È crudeltà in versi, la vicenda che prende vita in Mattatoio, insospettabile marmellata splatter, che sorprende.
È disincanto e fiabesca malvagità, l’avventura del giovane Valerio in Vieni, tra le mie braccia, dove lo spettro carnoso e delirante di Clive Barker appare per portare scompiglio.
È disturbante immaginazione, il circo di Non chiedergli il colore dei fiori, dove rigetti della natura racchiudono perle di spropositata bellezza e di ineffabile ferocia.
È un devoto omaggio, la trilogia della Scatola. Tre racconti, con una stessa, beffarda protagonista: una scatola dalle misteriose origini. Schernitrice. Burlona. Spietata.
È macabro umorismo, quello che pervade Il funerale, scherzosa messinscena di una festa d’addio, con tanto di bara, prete, pubblico piangente e, per sottolineare la drammaticità della situazione, battute a go-go.
È scioccante delirio, quanto esposto nel museo de La locanda alla fine dei mondi, prova pregna di un curioso lirismo e di temi inusuali ma molto cari a Ian.
È buio sconvolgente, Silenzio lunare, dove Ian approda nella terra del Sol Levante per richiamare un cinema e una letteratura fatti di silenzi e di attese, dove si torturano le piccole cose, le più semplici.
E infine, è astratta poesia, quella che ricama Alla deriva, racconto particolare e difficile, fatto di magnetismi e immagini.
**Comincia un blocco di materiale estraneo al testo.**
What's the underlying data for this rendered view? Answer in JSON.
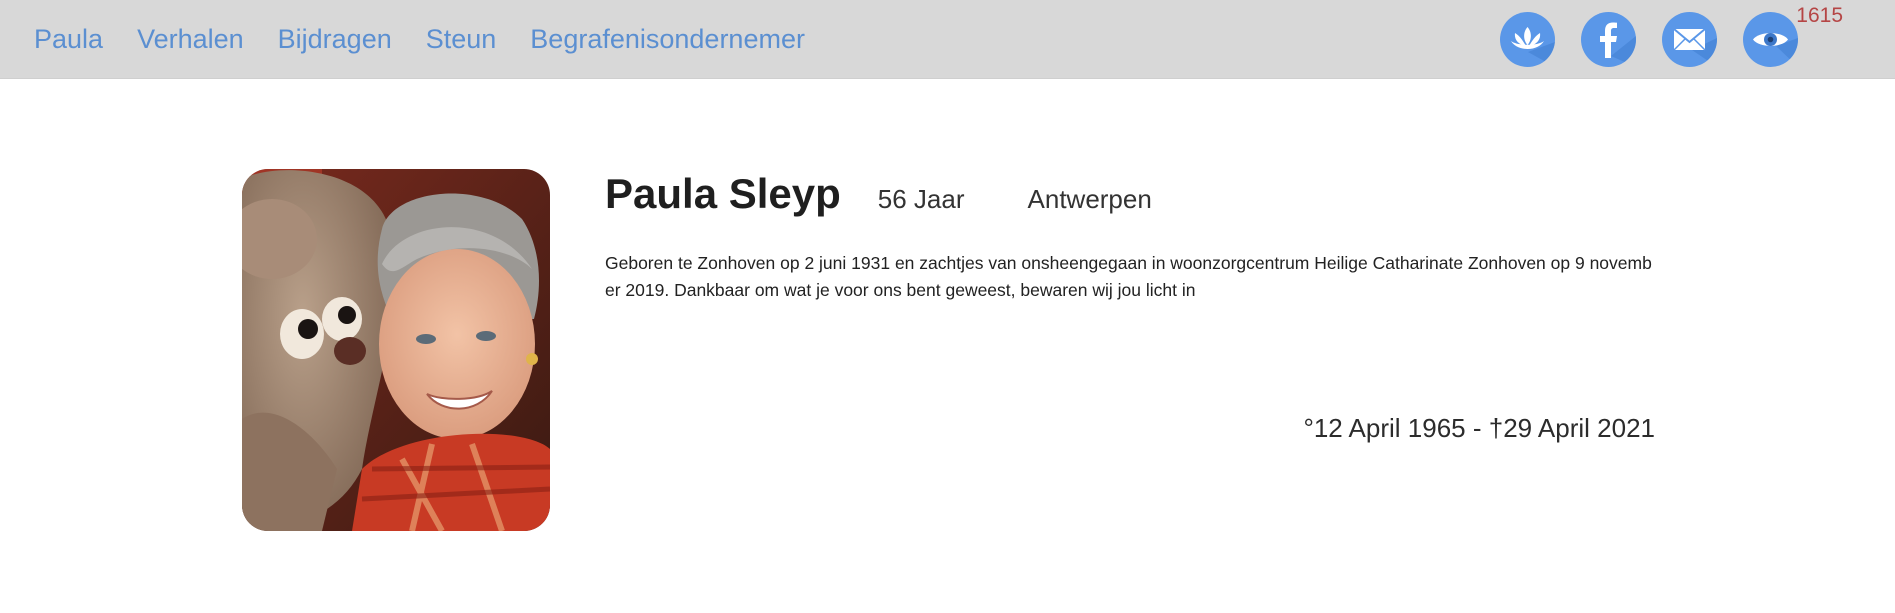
{
  "nav": {
    "links": [
      "Paula",
      "Verhalen",
      "Bijdragen",
      "Steun",
      "Begrafenisondernemer"
    ],
    "view_count": "1615",
    "icons": [
      "lotus-icon",
      "facebook-icon",
      "mail-icon",
      "eye-icon"
    ],
    "accent_color": "#5b8fd1",
    "icon_bg_color": "#5a97e8"
  },
  "profile": {
    "name": "Paula Sleyp",
    "age": "56 Jaar",
    "city": "Antwerpen",
    "bio": "Geboren te Zonhoven op 2 juni 1931 en zachtjes van onsheengegaan in woonzorgcentrum Heilige Catharinate Zonhoven op 9 november 2019. Dankbaar om wat je voor ons bent geweest, bewaren wij jou licht in",
    "dates": "°12 April 1965 - †29 April 2021"
  }
}
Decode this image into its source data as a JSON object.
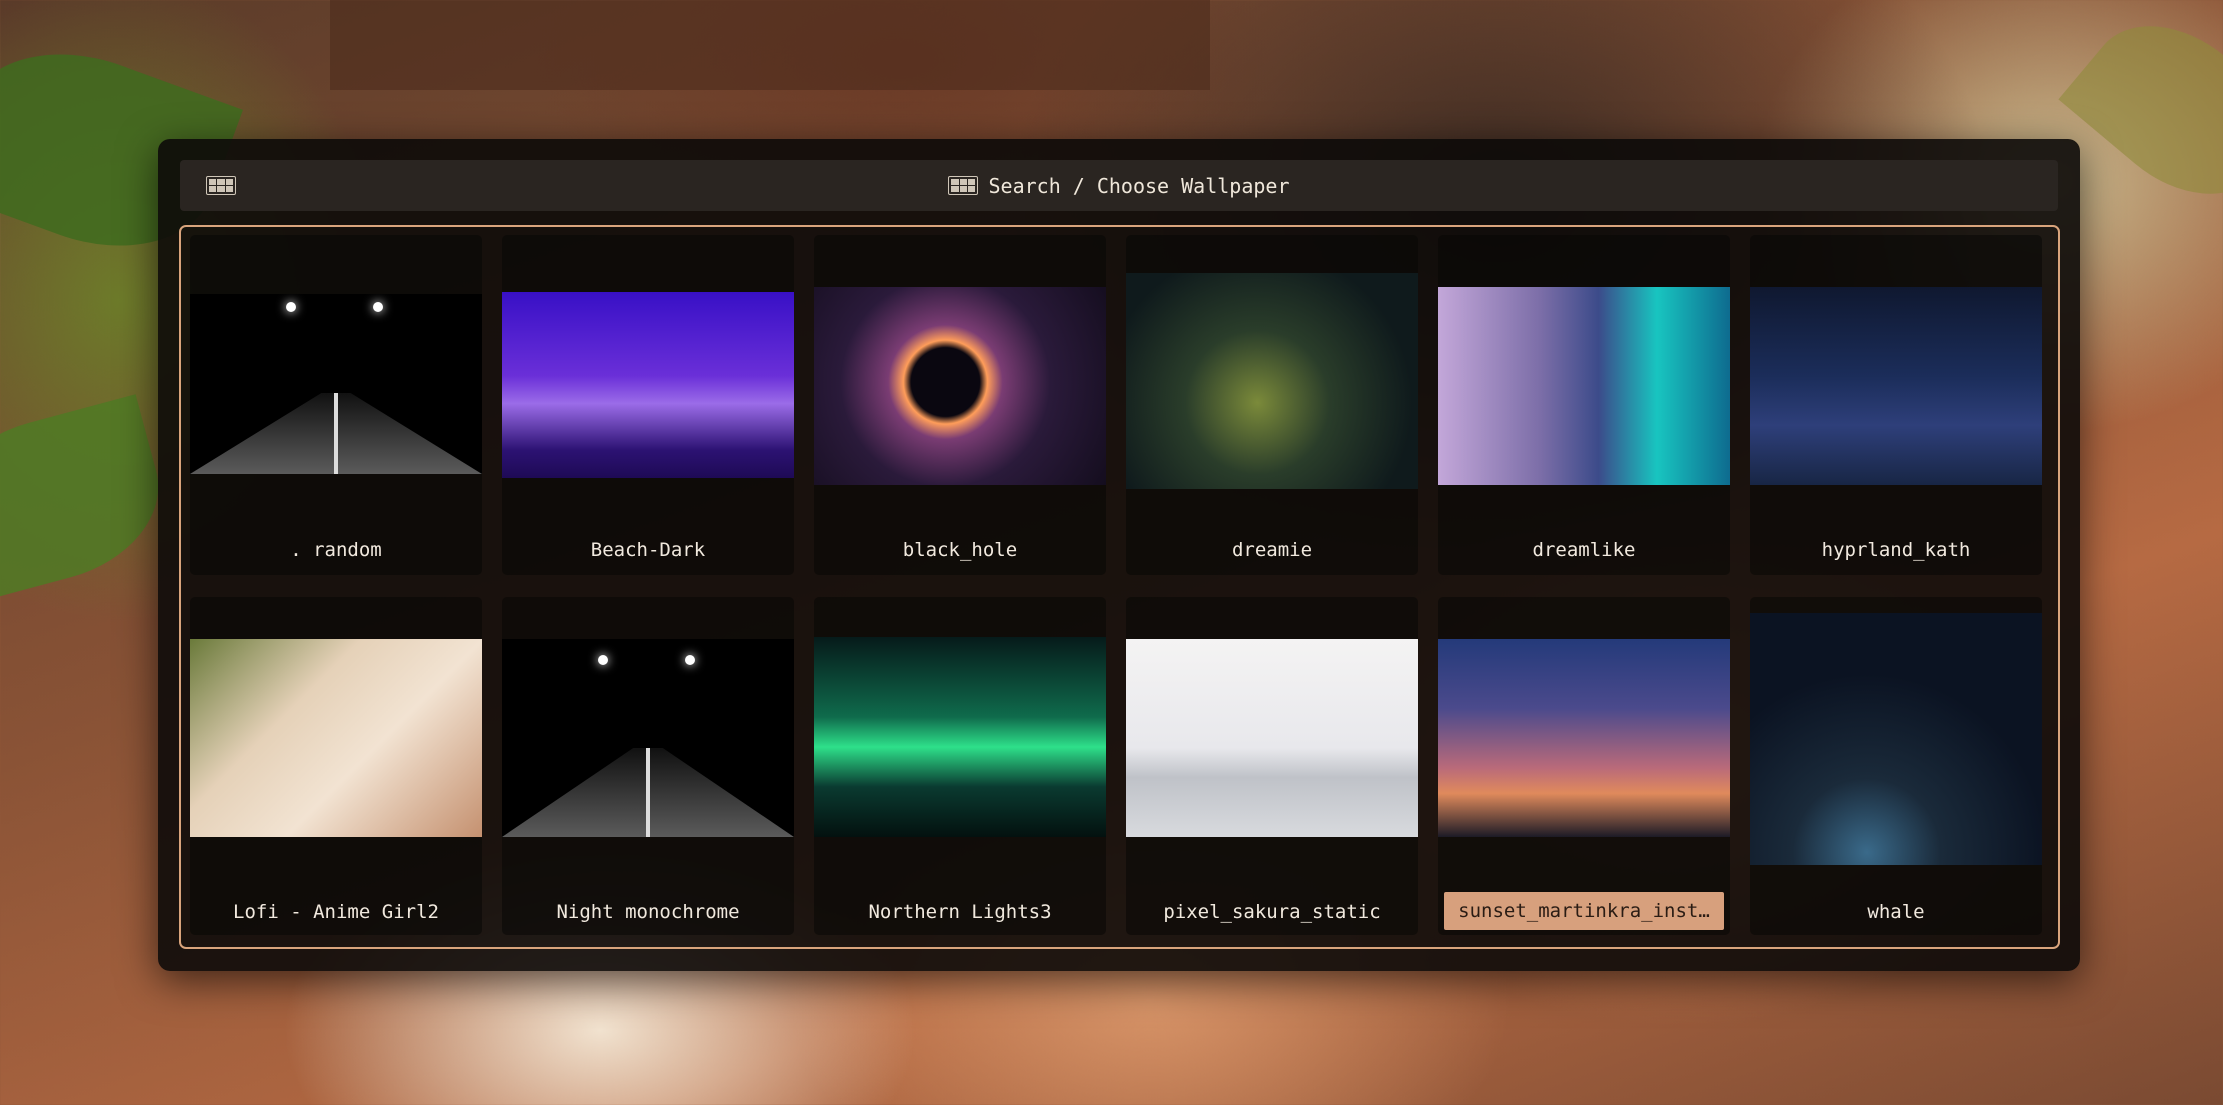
{
  "window": {
    "title": "Search / Choose Wallpaper",
    "title_icon": "gif-icon",
    "left_icon": "gif-icon"
  },
  "wallpapers": [
    {
      "label": ". random",
      "thumb": "road-at-night"
    },
    {
      "label": "Beach-Dark",
      "thumb": "purple-coast"
    },
    {
      "label": "black_hole",
      "thumb": "black-hole"
    },
    {
      "label": "dreamie",
      "thumb": "enchanted-forest"
    },
    {
      "label": "dreamlike",
      "thumb": "aurora-sky-planet"
    },
    {
      "label": "hyprland_kath",
      "thumb": "neon-room-girl"
    },
    {
      "label": "Lofi - Anime Girl2",
      "thumb": "lofi-girl"
    },
    {
      "label": "Night monochrome",
      "thumb": "road-at-night"
    },
    {
      "label": "Northern Lights3",
      "thumb": "northern-lights"
    },
    {
      "label": "pixel_sakura_static",
      "thumb": "pixel-sakura"
    },
    {
      "label": "sunset_martinkra_inst…",
      "thumb": "sunset",
      "selected": true
    },
    {
      "label": "whale",
      "thumb": "flying-whale"
    }
  ],
  "colors": {
    "accent_border": "#d9a47c",
    "selected_bg": "#d7a07d",
    "window_bg": "#0c0a09",
    "titlebar_bg": "#2a2521",
    "text": "#f1e9de"
  }
}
Non c’è un racconto inferiore a un altro, né pause o attimi di stasi. Abattoir è un luna park dimenticato, un lungo tunnel soffocante, un continuo saliscendi emozionale. Merito anche di una scrittura ora leggermente meno ambiziosa e assetata di lessico che in passato, ma più solida, decisa, attanagliante, che ricerca le storie, i personaggi, l’atmosfera, lasciando in velato secondo piano il puro lirismo.
Un plauso inoltre a Edizioni XII, agguerritissima new entry nella selvaggia giungla dell’editoria, che confeziona un prodotto completo ed elegante, bello alla vista quanto alla lettura. Prezzo esiguo e tanta qualità.
Ian Delacroix è ora più che mai una certezza della narrativa di genere. La salvezza di una precisa identità stilistica, colpevolmente sempre più lontana dalle sue veri radici.
Acquisto indispensabile per chiunque bazzichi il sottobosco. È questo l’horror che tanto agogniamo, rinunciarvi sarebbe un errore imperdonabile.
Voto: 8
[Simone Corà]

Incipit (dal racconto "L’oratorio di Natale")
In periferia i colori sembravano sempre più scuri. Il grigio dilagava dalle vecchie case inglobando il cielo, la spazzatura invadeva la strada e i marciapiedi. In quei giorni di festa l’immondizia si accumulava in pesanti sacchi neri ai margini degli edifici, e i camioncini della nettezza urbana non passavano per le vie. Anche loro erano in vacanza.
Thomas, come ogni anno a Natale, passeggiava per le strade deserte.
La città era una farfalla morta. Decine di migliaia di individui erano ammassati come formiche nei palazzi, intenti a celebrare il rito della famiglia e del focolare. Si potevano intuire dietro le finestre e le tende tirate, nei riflessi dei vetri o nell’eco di una risata.
Un freddo pungente gli penetrò nelle ossa. Si strinse nelle falde del cappotto e del conforto della sciarpa di lana. Non aveva voglia di tornare nell’appartamento deserto, non ancora. Quella passeggiata ormai costituiva un rito per lui. La sua liturgia personale.
Non c’era l’ombra di una macchina per le strade, solo pesanti carcasse che si ammassavano nei posteggi e sui marciapiedi, dove i vigili chiudevano sempre un occhio.
Un cane randagio si muoveva infreddolito tra i sacchi di spazzatura. Thomas valutò l’idea di andare al parco. Non era ancora nevicato durante l’anno, ma quella mattina, quando la città si era svegliata più tardi del solito aveva trovato ad accoglierla una sottile striscia di nebbia, più una bruma invernale che vera nebbia, che non era ancora andata via.